Hygiene-Spezialist Hagleitner ruft zur Solidarität auf

Aktuell verwendungslose Desinfektionsspender als Leihgabe zu überlassen, hierzu ermuntert Hagleitner Hygiene. 6.014 Firmenkunden in ganz Österreich hat das Salzburger Unternehmen am 30. März 2020 per E-Mail kontaktiert – um für Solidarität zu werben.

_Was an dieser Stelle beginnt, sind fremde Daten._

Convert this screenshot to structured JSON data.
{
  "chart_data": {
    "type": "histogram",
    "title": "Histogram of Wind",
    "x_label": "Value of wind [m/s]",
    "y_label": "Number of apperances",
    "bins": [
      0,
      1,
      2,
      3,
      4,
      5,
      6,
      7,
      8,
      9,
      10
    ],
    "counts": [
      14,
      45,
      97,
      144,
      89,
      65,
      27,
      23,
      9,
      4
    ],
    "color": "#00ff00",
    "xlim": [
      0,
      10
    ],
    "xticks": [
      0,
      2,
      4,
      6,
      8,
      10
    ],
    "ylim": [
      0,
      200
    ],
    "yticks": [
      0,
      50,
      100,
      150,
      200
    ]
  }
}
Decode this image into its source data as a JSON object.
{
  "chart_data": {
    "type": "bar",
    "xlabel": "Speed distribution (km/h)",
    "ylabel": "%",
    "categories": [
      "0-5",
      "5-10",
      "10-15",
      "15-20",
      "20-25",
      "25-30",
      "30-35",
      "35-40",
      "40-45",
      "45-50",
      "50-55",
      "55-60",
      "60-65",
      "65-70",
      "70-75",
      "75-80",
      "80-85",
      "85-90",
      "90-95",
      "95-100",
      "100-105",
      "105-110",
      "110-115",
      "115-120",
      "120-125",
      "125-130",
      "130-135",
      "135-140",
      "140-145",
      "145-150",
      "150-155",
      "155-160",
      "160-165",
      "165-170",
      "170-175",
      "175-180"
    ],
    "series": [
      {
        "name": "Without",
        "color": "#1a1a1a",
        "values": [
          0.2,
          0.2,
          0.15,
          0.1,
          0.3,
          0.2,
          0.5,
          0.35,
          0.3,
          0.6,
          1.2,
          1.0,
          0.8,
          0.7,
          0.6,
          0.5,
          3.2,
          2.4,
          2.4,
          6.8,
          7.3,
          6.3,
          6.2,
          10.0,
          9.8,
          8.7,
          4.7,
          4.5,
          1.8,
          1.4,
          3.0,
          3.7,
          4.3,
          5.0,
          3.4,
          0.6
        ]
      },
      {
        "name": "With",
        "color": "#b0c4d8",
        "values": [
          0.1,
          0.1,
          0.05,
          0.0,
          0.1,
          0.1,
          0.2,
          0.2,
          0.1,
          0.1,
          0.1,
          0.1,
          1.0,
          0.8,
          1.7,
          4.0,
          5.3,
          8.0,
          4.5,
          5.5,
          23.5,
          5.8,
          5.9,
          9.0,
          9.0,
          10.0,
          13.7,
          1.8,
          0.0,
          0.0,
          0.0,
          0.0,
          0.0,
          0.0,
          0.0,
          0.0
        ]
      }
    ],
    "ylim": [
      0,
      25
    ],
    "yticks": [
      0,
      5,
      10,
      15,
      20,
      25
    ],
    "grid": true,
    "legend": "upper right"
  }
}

„Hotels, Restaurants, Schulen, Sportstätten: Der Appell richtet sich an unterschiedlichste Institutionen“, sagt Katharina Hagleitner – im Betrieb verantwortlich für das Corona-Krisenmanagement. „Vielerorts bleiben Desinfektionsspender nämlich unbenutzt. Und die werden gerade im Moment besonders gebraucht, es geht um Nahversorger, Supermärkte, Ärzte – Gesundheitseinrichtungen. Zahlreiche Adressen sind angesichts der gegenwärtigen Lage mehr denn je auf Händehygiene angewiesen. Bis zu 10.000 freie Desinfektionsspender mit Stand- oder Tischfuß haben wir dabei österreichweit ermittelt – jetzt hilft jeder einzelne.“

21 Tonnen Desinfektionsmittel am Tag

Wegen Corona gibt es bei Hagleitner verlängerte Lieferzeiten, auf einen professionellen Desinfektionsspender warten Kundinnen und Kunden am 30. März 2020 bis zu drei Monate lang. „Seit Krankheitsausbruch in Europa hat sich die Nachfrage nach Desinfektion verzwölffacht“, erklärt Unternehmensinhaber und Geschäftsführer Hans Georg Hagleitner. „Unser Werk läuft rund um die Uhr. Desinfektionsmittel können wir innerhalb von drei Wochen liefern, Hagleitner produziert bis zu 21 Tonnen am Tag davon. Für unsere Spender aber bitte ich um mehr Geduld. Wir verbauen hier Elektronik-Komponenten – auf dem Weltmarkt sind sie zurzeit Mangelware.“

Ursprung der Hilfsaktion in Tirol

Geboren wurde die Idee zum Desinfektionsspender-Sharing in Tirol. Beherbergungsbetriebe haben ihre Geräte dort bereits ortsansässigen Bäckereien anvertraut. Beispielgebend wirken das Hotel Ballunspitze in Galtür sowie das Hotel Alpenjuwel-Residenz in Serfaus.

Über Hagleitner

Hagleitner spendet High-End-Hygiene: für den Waschraum, die Küche, die Wäsche, fürs Housekeeping sowie zur Hand- und Flächendesinfektion. Ausgangspunkt ist Zell am See (Österreich). Hier wird geforscht, entwickelt und produziert. Alle weiteren Niederlassungen sind Vertriebsstätten. Das Unternehmen agiert so an insgesamt 27 Standorten in zwölf Ländern – mit 1.240 Beschäftigten. Von April 2018 bis März 2019 hat Hagleitner 125.288.000 Euro umgesetzt (Wirtschaftsjahr), der Exportanteil macht 46,6 Prozent aus.